RIP Chet Flippo

Noted music critic Chet Flippo dies in Nashville

The road ain't what it used to be. Chet Flippo, for 'Rolling Stone'
The road ain't what it used to be. Chet Flippo, for 'Rolling Stone'

Let us now praise iconic rock critics like Chet Flippo, whose inner light extinguished in the early hours of this Wednesday June 19. To many, his death is no surprise, for his beloved wife Martha Hume died in December 2012. For others, like me, his passing is bittersweet, part peer and part hero.
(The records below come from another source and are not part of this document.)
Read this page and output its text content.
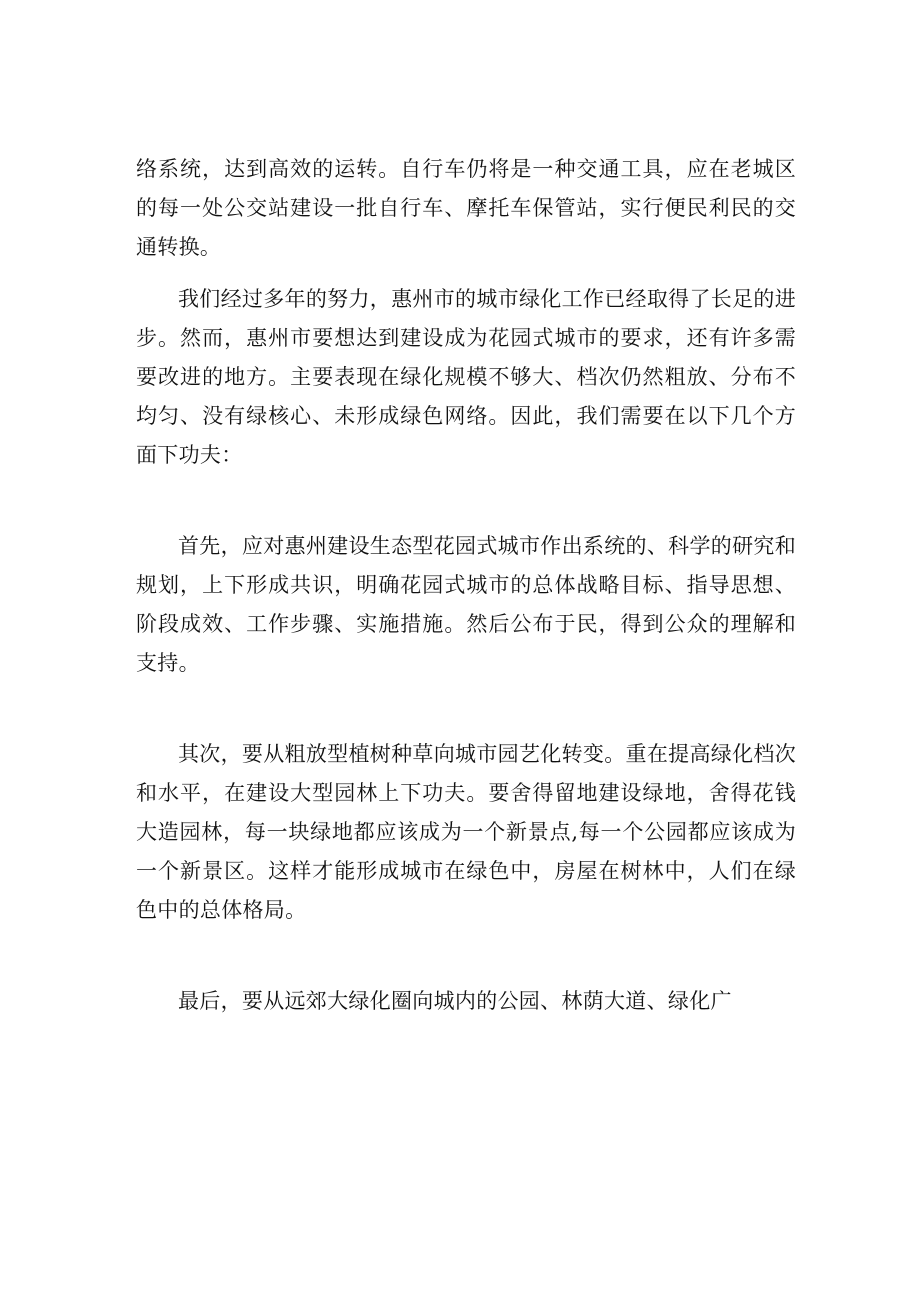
络系统，达到高效的运转。自行车仍将是一种交通工具，应在老城区的每一处公交站建设一批自行车、摩托车保管站，实行便民利民的交通转换。

我们经过多年的努力，惠州市的城市绿化工作已经取得了长足的进步。然而，惠州市要想达到建设成为花园式城市的要求，还有许多需要改进的地方。主要表现在绿化规模不够大、档次仍然粗放、分布不均匀、没有绿核心、未形成绿色网络。因此，我们需要在以下几个方面下功夫：

首先，应对惠州建设生态型花园式城市作出系统的、科学的研究和规划，上下形成共识，明确花园式城市的总体战略目标、指导思想、阶段成效、工作步骤、实施措施。然后公布于民，得到公众的理解和支持。

其次，要从粗放型植树种草向城市园艺化转变。重在提高绿化档次和水平，在建设大型园林上下功夫。要舍得留地建设绿地，舍得花钱大造园林，每一块绿地都应该成为一个新景点,每一个公园都应该成为一个新景区。这样才能形成城市在绿色中，房屋在树林中，人们在绿色中的总体格局。

最后，要从远郊大绿化圈向城内的公园、林荫大道、绿化广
I say praise to Chet Flippo not only because he stood at the vanguard of rock criticism, when being in Rolling Stone meant something. The Fort Worth-born Flippo had just gotten his master’s in journalism from UT when he became the publication’s New York bureau chief in 1974. Flippo wasn’t there to beat the press drums though. He was forthright and candid, famously arguing with Mick Jagger before publishing the back-and-forth.

That was also the year progressive country arrived, at least according to the Big Daddy of gatekeepers, Rolling Stone. Flippo investigated the sound bubbling from his home turf and wrote about it for the May 1974 issue, introducing the music press-reading world to Willie Nelson and the like.
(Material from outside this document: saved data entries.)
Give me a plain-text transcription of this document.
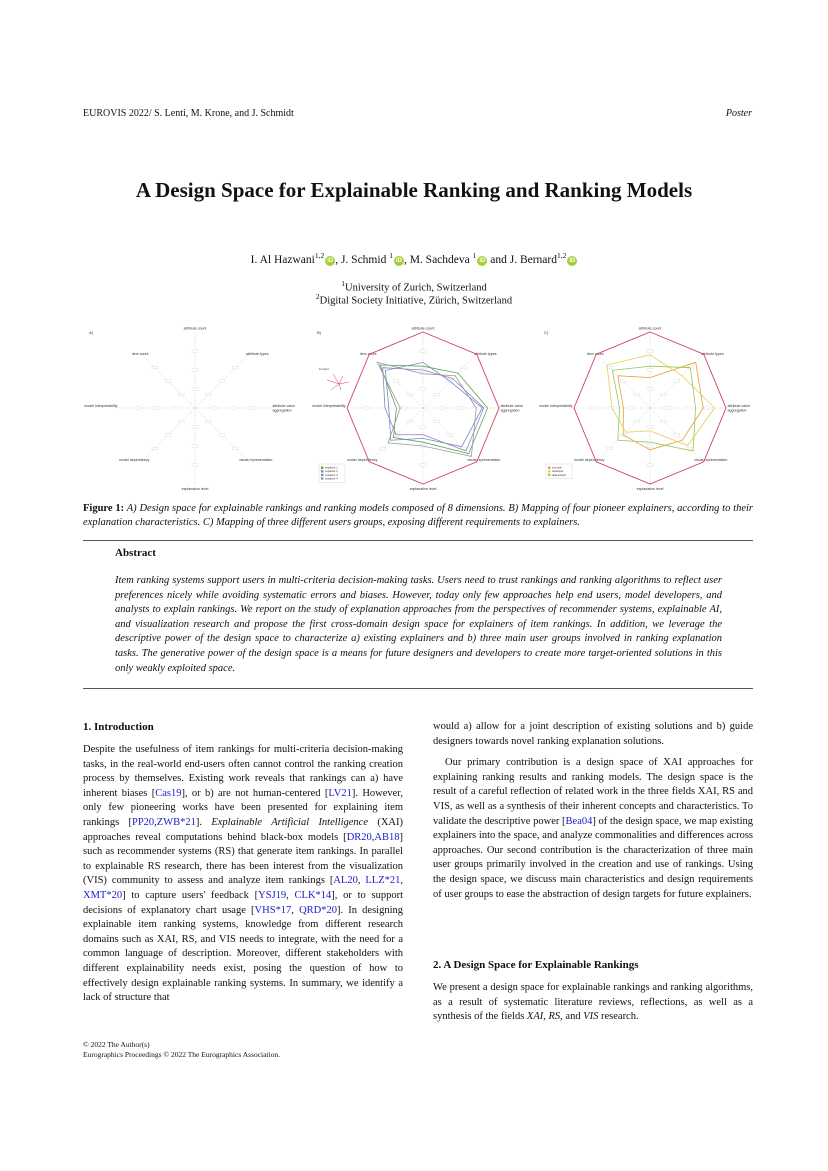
EUROVIS 2022/ S. Lenti, M. Krone, and J. Schmidt	Poster
A Design Space for Explainable Ranking and Ranking Models
I. Al Hazwani$^{1,2}$iD , J. Schmid $^1$iD , M. Sachdeva $^1$iD and J. Bernard$^{1,2}$iD
$^1$University of Zurich, Switzerland
$^2$Digital Society Initiative, Zürich, Switzerland
A)
attribute count
attribute types
attribute value
aggregation
visual representation
explanation level
model dependency
model interpretability
item count
B)
attribute count
attribute types
attribute value
aggregation
visual representation
explanation level
model dependency
model interpretability
item count
# count
explainer 1
explainer 2
explainer 3
explainer 4
C)
attribute count
attribute types
attribute value
aggregation
visual representation
explanation level
model dependency
model interpretability
item count
end user
developer
data analyst
Figure 1: A) Design space for explainable rankings and ranking models composed of 8 dimensions. B) Mapping of four pioneer explainers, according to their explanation characteristics. C) Mapping of three different users groups, exposing different requirements to explainers.
Abstract
Item ranking systems support users in multi-criteria decision-making tasks. Users need to trust rankings and ranking algorithms to reflect user preferences nicely while avoiding systematic errors and biases. However, today only few approaches help end users, model developers, and analysts to explain rankings. We report on the study of explanation approaches from the perspectives of recommender systems, explainable AI, and visualization research and propose the first cross-domain design space for explainers of item rankings. In addition, we leverage the descriptive power of the design space to characterize a) existing explainers and b) three main user groups involved in ranking explanation tasks. The generative power of the design space is a means for future designers and developers to create more target-oriented solutions in this only weakly exploited space.
1. Introduction

Despite the usefulness of item rankings for multi-criteria decision-making tasks, in the real-world end-users often cannot control the ranking creation process by themselves. Existing work reveals that rankings can a) have inherent biases [Cas19], or b) are not human-centered [LV21]. However, only few pioneering works have been presented for explaining item rankings [PP20,ZWB*21]. Explainable Artificial Intelligence (XAI) approaches reveal computations behind black-box models [DR20,AB18] such as recommender systems (RS) that generate item rankings. In parallel to explainable RS research, there has been interest from the visualization (VIS) community to assess and analyze item rankings [AL20, LLZ*21, XMT*20] to capture users' feedback [YSJ19, CLK*14], or to support decisions of explanatory chart usage [VHS*17, QRD*20]. In designing explainable item ranking systems, knowledge from different research domains such as XAI, RS, and VIS needs to integrate, with the need for a common language of description. Moreover, different stakeholders with different explainability needs exist, posing the question of how to effectively design explainable ranking systems. In summary, we identify a lack of structure that

would a) allow for a joint description of existing solutions and b) guide designers towards novel ranking explanation solutions.

Our primary contribution is a design space of XAI approaches for explaining ranking results and ranking models. The design space is the result of a careful reflection of related work in the three fields XAI, RS and VIS, as well as a synthesis of their inherent concepts and characteristics. To validate the descriptive power [Bea04] of the design space, we map existing explainers into the space, and analyze commonalities and differences across approaches. Our second contribution is the characterization of three main user groups primarily involved in the creation and use of rankings. Using the design space, we discuss main characteristics and design requirements of user groups to ease the abstraction of design targets for future explainers.

2. A Design Space for Explainable Rankings

We present a design space for explainable rankings and ranking algorithms, as a result of systematic literature reviews, reflections, as well as a synthesis of the fields XAI, RS, and VIS research.

© 2022 The Author(s)
Eurographics Proceedings © 2022 The Eurographics Association.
By 1977 he’d escalated to senior editor at Rolling Stone, departing in 1980 and going on to write books on Hank Williams, Paul McCartney, the Stones, David Bowie, and Graceland. Flippo contributed to The New York Times, Texas Monthly, and Q magazine, and taught journalism at the University of Tennessee in Knoxville, before becoming Billboard's Nashville bureau chief in Nashville in 1995.

Flippo was gone from Austin by the time I started writing for the Austin Sun in 1976, but his legend loomed large - especially if you were an upstart scenester with eyes to write about music. When Ramsey Wiggins opined of his days as Armadillo World Headquarters’ PR man that Flippo “was the only journalist who didn’t need a backstage pass,” I made a point to aspire to that status.

In more recent years, Flippo went to work at CMT as editorial director and “Nashville Skyline” columnist, writing about what he loved best next to Martha: country music.

No cause of death has been made available to the public.